FILE PHOTO: Flags of the Union Jack and European Union are seen ahead of the meeting of European Commission President Ursula von der Leyen and British Prime Minister Boris Johnson, in Brussels, Belgium December 9, 2020. Olivier Hoslet/Pool via REUTERS

LONDON (Reuters) - Freight volumes moving between the United Kingdom and the European Union were down 38% in the third week of January compared with the same week a year ago, real-time truck movement data shows.

Stockpiling, problems adapting to the post-Brexit customs border and the COVID hit to the economy have all reduced the flow of goods moving between Britain and the EU although it is starting to stabilise.

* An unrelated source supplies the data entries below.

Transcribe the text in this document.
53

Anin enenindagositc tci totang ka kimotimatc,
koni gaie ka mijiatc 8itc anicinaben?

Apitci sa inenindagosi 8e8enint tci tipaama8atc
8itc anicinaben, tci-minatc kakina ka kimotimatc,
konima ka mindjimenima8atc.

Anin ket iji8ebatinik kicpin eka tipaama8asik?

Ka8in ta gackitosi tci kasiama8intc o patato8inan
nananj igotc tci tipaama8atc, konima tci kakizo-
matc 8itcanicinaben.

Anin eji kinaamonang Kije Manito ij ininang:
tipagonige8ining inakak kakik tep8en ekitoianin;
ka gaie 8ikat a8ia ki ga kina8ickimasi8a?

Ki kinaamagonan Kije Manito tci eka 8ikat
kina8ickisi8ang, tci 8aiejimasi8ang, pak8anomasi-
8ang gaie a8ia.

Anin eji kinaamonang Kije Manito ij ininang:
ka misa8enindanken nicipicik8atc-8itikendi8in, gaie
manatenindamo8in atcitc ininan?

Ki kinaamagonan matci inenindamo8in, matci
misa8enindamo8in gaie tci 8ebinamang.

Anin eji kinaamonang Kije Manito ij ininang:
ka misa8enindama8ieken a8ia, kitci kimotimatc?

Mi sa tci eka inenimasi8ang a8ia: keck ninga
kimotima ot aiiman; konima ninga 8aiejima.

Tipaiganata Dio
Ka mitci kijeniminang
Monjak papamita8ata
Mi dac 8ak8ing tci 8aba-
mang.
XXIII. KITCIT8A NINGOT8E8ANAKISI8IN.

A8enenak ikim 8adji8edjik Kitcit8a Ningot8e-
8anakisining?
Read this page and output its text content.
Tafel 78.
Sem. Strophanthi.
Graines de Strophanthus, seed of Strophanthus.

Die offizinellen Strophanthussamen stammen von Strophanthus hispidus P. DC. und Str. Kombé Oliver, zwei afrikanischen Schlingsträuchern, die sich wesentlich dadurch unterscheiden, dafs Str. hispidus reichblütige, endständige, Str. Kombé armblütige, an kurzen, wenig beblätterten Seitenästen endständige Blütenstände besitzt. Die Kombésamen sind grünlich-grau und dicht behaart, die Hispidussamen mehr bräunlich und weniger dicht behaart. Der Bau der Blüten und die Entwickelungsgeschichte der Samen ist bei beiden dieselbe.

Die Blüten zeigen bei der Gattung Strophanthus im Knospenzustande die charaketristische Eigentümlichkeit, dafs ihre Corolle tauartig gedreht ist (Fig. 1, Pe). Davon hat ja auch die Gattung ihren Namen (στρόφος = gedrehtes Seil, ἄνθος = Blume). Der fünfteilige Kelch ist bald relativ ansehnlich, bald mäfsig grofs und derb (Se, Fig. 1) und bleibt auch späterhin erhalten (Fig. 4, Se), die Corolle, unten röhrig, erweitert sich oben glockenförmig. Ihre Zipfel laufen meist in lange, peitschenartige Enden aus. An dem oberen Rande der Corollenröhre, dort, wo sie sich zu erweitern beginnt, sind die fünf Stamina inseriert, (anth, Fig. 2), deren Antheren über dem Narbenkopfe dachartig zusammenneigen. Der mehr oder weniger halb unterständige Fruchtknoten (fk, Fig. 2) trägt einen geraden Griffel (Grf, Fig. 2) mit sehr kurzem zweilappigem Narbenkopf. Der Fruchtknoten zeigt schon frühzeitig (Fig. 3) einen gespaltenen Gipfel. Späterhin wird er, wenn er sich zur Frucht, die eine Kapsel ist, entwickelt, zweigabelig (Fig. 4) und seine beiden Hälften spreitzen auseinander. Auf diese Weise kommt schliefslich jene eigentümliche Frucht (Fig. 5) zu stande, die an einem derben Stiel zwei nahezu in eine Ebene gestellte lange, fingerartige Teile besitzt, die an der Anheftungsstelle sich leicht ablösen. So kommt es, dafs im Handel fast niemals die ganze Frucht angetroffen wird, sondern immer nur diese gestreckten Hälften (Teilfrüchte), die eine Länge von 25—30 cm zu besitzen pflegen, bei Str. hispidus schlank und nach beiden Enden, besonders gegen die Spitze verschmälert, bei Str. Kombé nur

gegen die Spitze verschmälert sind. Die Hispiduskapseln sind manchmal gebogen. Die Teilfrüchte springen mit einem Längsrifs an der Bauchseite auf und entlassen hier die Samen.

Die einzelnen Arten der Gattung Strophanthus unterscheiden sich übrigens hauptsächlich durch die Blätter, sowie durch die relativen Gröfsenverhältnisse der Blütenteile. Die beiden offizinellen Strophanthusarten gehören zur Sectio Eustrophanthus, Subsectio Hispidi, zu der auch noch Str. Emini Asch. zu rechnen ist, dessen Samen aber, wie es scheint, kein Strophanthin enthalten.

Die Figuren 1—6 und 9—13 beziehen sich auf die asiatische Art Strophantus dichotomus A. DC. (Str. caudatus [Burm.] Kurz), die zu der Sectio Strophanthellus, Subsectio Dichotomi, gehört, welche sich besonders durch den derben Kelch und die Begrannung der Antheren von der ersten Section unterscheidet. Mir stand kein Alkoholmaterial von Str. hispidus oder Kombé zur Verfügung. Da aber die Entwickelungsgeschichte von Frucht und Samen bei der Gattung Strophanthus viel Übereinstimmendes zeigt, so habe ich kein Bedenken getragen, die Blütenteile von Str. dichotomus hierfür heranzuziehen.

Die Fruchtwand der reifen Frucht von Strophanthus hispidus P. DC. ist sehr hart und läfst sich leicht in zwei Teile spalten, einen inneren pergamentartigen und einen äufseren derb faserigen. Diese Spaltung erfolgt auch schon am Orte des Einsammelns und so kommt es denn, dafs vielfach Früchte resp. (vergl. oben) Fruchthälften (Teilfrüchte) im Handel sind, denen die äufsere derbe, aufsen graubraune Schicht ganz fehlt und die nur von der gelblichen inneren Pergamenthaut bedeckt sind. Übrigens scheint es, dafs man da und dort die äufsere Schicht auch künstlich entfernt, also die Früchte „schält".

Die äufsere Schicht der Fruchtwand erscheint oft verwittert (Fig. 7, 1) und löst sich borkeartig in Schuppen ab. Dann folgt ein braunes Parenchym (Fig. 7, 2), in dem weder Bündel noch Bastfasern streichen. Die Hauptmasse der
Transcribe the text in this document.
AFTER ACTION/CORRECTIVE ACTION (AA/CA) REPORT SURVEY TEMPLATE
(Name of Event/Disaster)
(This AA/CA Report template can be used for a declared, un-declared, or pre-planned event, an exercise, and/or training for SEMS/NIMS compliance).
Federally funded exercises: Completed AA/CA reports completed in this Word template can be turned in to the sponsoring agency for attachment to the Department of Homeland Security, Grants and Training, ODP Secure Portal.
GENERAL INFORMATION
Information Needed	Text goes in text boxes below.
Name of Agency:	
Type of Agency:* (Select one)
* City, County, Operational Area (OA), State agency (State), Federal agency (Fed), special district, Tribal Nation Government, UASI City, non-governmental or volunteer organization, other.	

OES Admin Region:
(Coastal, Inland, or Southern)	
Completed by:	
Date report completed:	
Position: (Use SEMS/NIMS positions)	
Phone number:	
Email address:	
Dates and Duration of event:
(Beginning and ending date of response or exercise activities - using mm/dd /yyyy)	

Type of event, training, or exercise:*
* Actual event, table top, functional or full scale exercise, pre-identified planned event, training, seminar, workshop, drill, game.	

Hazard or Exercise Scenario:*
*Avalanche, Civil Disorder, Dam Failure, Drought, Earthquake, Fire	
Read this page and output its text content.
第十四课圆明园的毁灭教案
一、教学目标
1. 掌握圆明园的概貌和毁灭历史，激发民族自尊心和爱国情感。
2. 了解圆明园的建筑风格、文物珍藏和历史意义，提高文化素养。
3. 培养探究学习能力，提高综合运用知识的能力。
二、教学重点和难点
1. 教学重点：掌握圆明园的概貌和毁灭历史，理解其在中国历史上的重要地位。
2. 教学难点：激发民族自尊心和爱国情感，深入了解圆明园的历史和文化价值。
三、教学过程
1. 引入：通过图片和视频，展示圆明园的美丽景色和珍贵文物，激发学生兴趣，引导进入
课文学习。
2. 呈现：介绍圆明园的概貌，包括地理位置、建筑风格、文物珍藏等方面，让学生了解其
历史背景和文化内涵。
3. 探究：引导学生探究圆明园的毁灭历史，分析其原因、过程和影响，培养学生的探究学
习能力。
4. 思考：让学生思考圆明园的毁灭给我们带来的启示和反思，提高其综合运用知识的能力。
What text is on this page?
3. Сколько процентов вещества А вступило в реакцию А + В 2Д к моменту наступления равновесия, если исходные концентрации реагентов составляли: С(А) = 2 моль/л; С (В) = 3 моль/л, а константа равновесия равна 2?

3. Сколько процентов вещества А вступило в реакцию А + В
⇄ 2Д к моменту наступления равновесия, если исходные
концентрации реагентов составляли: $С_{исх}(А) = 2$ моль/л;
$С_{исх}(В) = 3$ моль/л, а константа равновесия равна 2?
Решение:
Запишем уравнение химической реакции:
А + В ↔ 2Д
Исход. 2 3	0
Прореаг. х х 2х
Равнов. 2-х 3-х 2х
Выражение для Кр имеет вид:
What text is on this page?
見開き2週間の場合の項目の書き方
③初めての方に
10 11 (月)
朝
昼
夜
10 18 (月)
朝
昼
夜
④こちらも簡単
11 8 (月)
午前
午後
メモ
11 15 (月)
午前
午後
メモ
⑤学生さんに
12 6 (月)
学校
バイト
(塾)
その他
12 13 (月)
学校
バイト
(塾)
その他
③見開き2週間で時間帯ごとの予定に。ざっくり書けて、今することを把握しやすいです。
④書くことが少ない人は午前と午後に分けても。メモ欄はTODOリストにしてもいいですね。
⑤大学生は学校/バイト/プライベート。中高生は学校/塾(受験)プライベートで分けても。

The data comes from Sixfold and Transporeon, Europe’s largest supply chain & logistics technology platform that connects suppliers, retailers, shippers and more than 100,000 logistics service providers.

Prices for jobs to move goods, particularly on the key French-British crossing, remained above last year’s levels. Spot prices on the French to British route were up 51% compared with the third quarter of last year, chosen to reflect the most normal trade levels with regards to COVID-19 turbulence.

Freight forwarders, the companies that book truckers or other modes of transport to move goods on behalf of suppliers, also continued to reject jobs from companies they are contracted to serve, when it comes to moving goods to Britain.

Drivers now need additional paperwork due to the customs border plus a negative COVID test when leaving Britain, putting many drivers off.

“Transport demand is slowly recovering but still sluggish - our French British border crossing monitoring, based on real-time visibility data by Sixfold, indicates significant volume drop compared to the same weeks in January 2020,” said Stephan Sieber, CEO of Transporeon.

The Port of Dover, Britain’s main port for truck freight, has said it expected January trade to be slower following pre-Brexit stockpiling. It expects a return to normal seasonal average levels by the end of January or early February.